3. Keep water away from your contact lenses! Avoid showering in contact lenses, and remove them before using a hot tub or swimming. Never store your contact lenses in water.
Contact lenses are a known risk factor for Acanthamoeba Keratitis. This is a severe type of eye infection caused by a free-living amoeba that is commonly found in water. This is a rare infection (1-21 infections per million contact lens wearers), but it is difficult to treat, extremely painful, and can cause blindness.
4. Rub and rinse your contact lenses with contact lens disinfecting solution—never water or saliva—to clean them each time you remove them.
Improper cleaning of contact lenses raises the risk of complications among contact lens wearers. Rubbing contact lenses with a clean finger and rinsing them with disinfecting solution is the most effective way to remove deposits and microbes from soft contact lenses.
5. Rub and rinse your contact lens case with contact lens solution—never water—and then empty and dry with a clean tissue. Store upside down with the caps off after each use. Replace your contact lens case at least once every three months.
Contaminated contact lens cases have been linked to rare but serious eye infections in contact lens wearers. An invisible layer in the case called a biofilm can become a breeding ground for microscopic germs that can cause infections. These biofilms can be best removed by rubbing and rinsing the case with disinfecting solution, wiping dry with a tissue, and then allowing to air-dry face down with the caps off.

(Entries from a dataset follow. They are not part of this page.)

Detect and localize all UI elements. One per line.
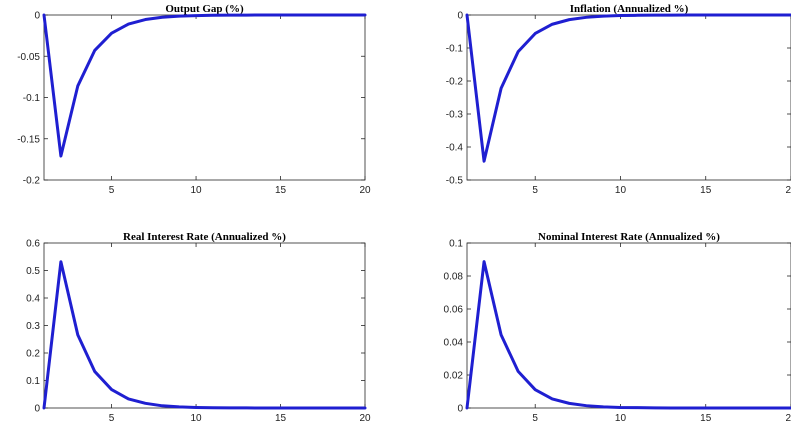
panel-title: Output Gap (%)	[165, 3, 244, 15]
panel-title: Real Interest Rate (Annualized %)	[123, 231, 286, 243]
y-tick-label: 0	[457, 404, 463, 415]
y-tick-label: 0	[34, 404, 40, 415]
y-tick-label: -0.1	[446, 44, 464, 55]
x-tick-label: 10	[615, 413, 627, 424]
panel-title: Nominal Interest Rate (Annualized %)	[538, 231, 720, 243]
series-line	[42, 13, 367, 158]
x-tick-label: 20	[359, 413, 371, 424]
panel-title: Inflation (Annualized %)	[570, 3, 689, 15]
x-tick-label: 5	[109, 413, 115, 424]
y-tick-label: -0.4	[446, 143, 464, 154]
series-line	[465, 13, 791, 163]
y-tick-label: -0.2	[446, 77, 464, 88]
y-tick-label: 0.3	[26, 321, 40, 332]
x-tick-label: 5	[109, 185, 115, 196]
axes-box	[466, 14, 791, 181]
x-tick-label: 20	[785, 413, 791, 424]
y-tick-label: -0.5	[446, 176, 464, 187]
y-tick-label: 0.08	[444, 272, 464, 283]
y-tick-label: 0.04	[444, 338, 464, 349]
y-tick-label: -0.3	[446, 110, 464, 121]
panel-nominal-interest-rate: Nominal Interest Rate (Annualized %) 0 0.0…	[444, 231, 791, 424]
y-tick-label: 0	[34, 11, 40, 22]
axes-box	[43, 14, 366, 181]
y-tick-label: 0.4	[26, 294, 40, 305]
y-tick-label: 0.1	[449, 239, 463, 250]
panel-real-interest-rate: Real Interest Rate (Annualized %) 0 0.1 0.2…	[26, 231, 371, 424]
y-tick-label: 0.06	[444, 305, 464, 316]
y-tick-label: 0	[457, 11, 463, 22]
x-tick-label: 20	[359, 185, 371, 196]
y-tick-label: 0.2	[26, 349, 40, 360]
panel-output-gap: Output Gap (%) -0.2 -0.15 -0.1 -0.05 0 5 10 15 20	[17, 3, 371, 196]
x-tick-label: 5	[532, 185, 538, 196]
series-line	[465, 260, 791, 410]
x-tick-label: 5	[532, 413, 538, 424]
x-tick-label: 15	[700, 185, 712, 196]
y-tick-label: 0.5	[26, 266, 40, 277]
axes-box	[466, 242, 791, 409]
x-tick-label: 15	[275, 413, 287, 424]
y-tick-label: 0.1	[26, 376, 40, 387]
x-tick-label: 10	[190, 413, 202, 424]
y-tick-label: 0.6	[26, 239, 40, 250]
x-tick-label: 10	[615, 185, 627, 196]
axes-box	[43, 242, 366, 409]
series-line	[42, 260, 367, 410]
x-tick-label: 10	[190, 185, 202, 196]
y-tick-label: -0.15	[17, 134, 40, 145]
y-tick-label: 0.02	[444, 371, 464, 382]
y-tick-label: -0.2	[23, 176, 41, 187]
x-tick-label: 15	[700, 413, 712, 424]
y-tick-label: -0.1	[23, 93, 41, 104]
x-tick-label: 20	[785, 185, 791, 196]
x-tick-label: 15	[275, 185, 287, 196]
y-tick-label: -0.05	[17, 52, 40, 63]
panel-inflation: Inflation (Annualized %) -0.5 -0.4 -0.3 -0.2…	[446, 3, 791, 196]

The number of moderate to severe contact lens-related infections could be cut in half through implementing this contact lens case cleaning procedure.
6. Replace your contact lenses as often as recommended by your eye doctor.
Studies have shown that contact lens wearers who do not follow recommended replacement schedules have more complications, self-reported discomfort, and poorer vision than contact lens wearers who follow the replacement recommendations.
7. Don’t “top off” solution. Use only fresh contact lens disinfecting solution in your case—never mix fresh solution with old or used solution.
Topping off solution—or mixing fresh solution with used solution in the case for storing contact lenses—has been an important risk factor in serious outbreaks of contact lens-associated infections. Used solution in the case can become contaminated by germs that are on contact lenses or in the contact lens case. An invisible layer called a biofilm can grow in the case and make contact lens disinfecting solution less effective at killing germs.
8. Visit your eye doctor yearly or as often as he or she recommends.
The eye care community generally agrees that yearly eye exams are recommended for contact lens wearers in order to keep their eyes as healthy as possible while wearing contact lenses —particularly given that wearing contact lenses increases the risk for eye infections and complications. Additionally, contact lens wearers often need to have a yearly exam to confirm their prescription so that they may order new supplies of contact lenses.
9. Remove your contact lenses immediately and call your eye doctor if you have eye pain, discomfort, redness, or blurred vision.
10. Carry a backup pair of glasses with a current prescription—just in case you have to take out your contact lenses.